兄弟たち。私を見ならう者になってください。また、あなたがたと同じように私たちを手本として歩んでいる人たちに、目を留めてください。 (ピリピ3:17)

これらの箇所でパウロが訴えていることは、パウロや信仰の成熟した者たちの生涯を模範とし、その生き方に学んで信仰者としての人生を歩むべきであるということです。上記の箇所の文脈を見ていくと、そのことがよりよく分かります。

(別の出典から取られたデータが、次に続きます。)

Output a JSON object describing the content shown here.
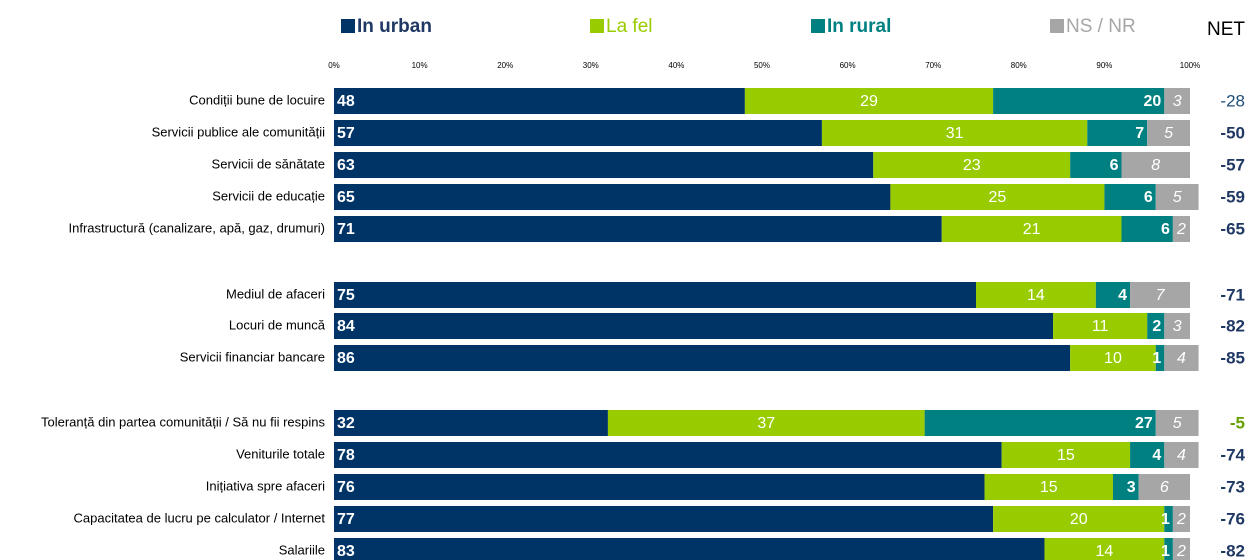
{
  "chart_data": {
    "type": "stacked-bar-horizontal",
    "categories": [
      "Condiții bune de locuire",
      "Servicii publice ale comunității",
      "Servicii de sănătate",
      "Servicii de educație",
      "Infrastructură (canalizare, apă, gaz, drumuri)",
      "Mediul de afaceri",
      "Locuri de muncă",
      "Servicii financiar bancare",
      "Toleranță din partea comunității / Să nu fii respins",
      "Veniturile totale",
      "Inițiativa spre afaceri",
      "Capacitatea de lucru pe calculator / Internet",
      "Salariile"
    ],
    "series": [
      {
        "name": "In urban",
        "color": "#003366",
        "values": [
          48,
          57,
          63,
          65,
          71,
          75,
          84,
          86,
          32,
          78,
          76,
          77,
          83
        ]
      },
      {
        "name": "La fel",
        "color": "#99cc00",
        "values": [
          29,
          31,
          23,
          25,
          21,
          14,
          11,
          10,
          37,
          15,
          15,
          20,
          14
        ]
      },
      {
        "name": "In rural",
        "color": "#008080",
        "values": [
          20,
          7,
          6,
          6,
          6,
          4,
          2,
          1,
          27,
          4,
          3,
          1,
          1
        ]
      },
      {
        "name": "NS / NR",
        "color": "#a6a6a6",
        "values": [
          3,
          5,
          8,
          5,
          2,
          7,
          3,
          4,
          5,
          4,
          6,
          2,
          2
        ]
      }
    ],
    "net_title": "NET",
    "net": [
      -28,
      -50,
      -57,
      -59,
      -65,
      -71,
      -82,
      -85,
      -5,
      -74,
      -73,
      -76,
      -82
    ],
    "net_colors": [
      "#1f4e79",
      "#1f3864",
      "#1f3864",
      "#1f3864",
      "#1f3864",
      "#1f3864",
      "#1f3864",
      "#1f3864",
      "#66a000",
      "#1f3864",
      "#1f3864",
      "#1f3864",
      "#1f3864"
    ],
    "xlim": [
      0,
      100
    ],
    "xticks": [
      {
        "value": 0,
        "label": "0%"
      },
      {
        "value": 10,
        "label": "10%"
      },
      {
        "value": 20,
        "label": "20%"
      },
      {
        "value": 30,
        "label": "30%"
      },
      {
        "value": 40,
        "label": "40%"
      },
      {
        "value": 50,
        "label": "50%"
      },
      {
        "value": 60,
        "label": "60%"
      },
      {
        "value": 70,
        "label": "70%"
      },
      {
        "value": 80,
        "label": "80%"
      },
      {
        "value": 90,
        "label": "90%"
      },
      {
        "value": 100,
        "label": "100%"
      }
    ]
  }
}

1コリント4章で、「私にならう者になってください。」と勧めた後、パウロはテモテをこのためにコリントに送ったと言います。そしてパウロは、テモテが「私が至る所のすべての教会で教えているとおりに、キリスト・イエスにある私の生き方を、あなたがたに思い起こさせてくれるでしょう。」(1コリント4:17)と記します。 つまり、コリントの人たちがパウロのならう者になるために、彼はテモテを送ったのです。テモテは、パウロの言葉だけでなくその行動を学び、その模範に沿って生きることで、他の人がパウロに似た者になるように模範を示すことができたというのです。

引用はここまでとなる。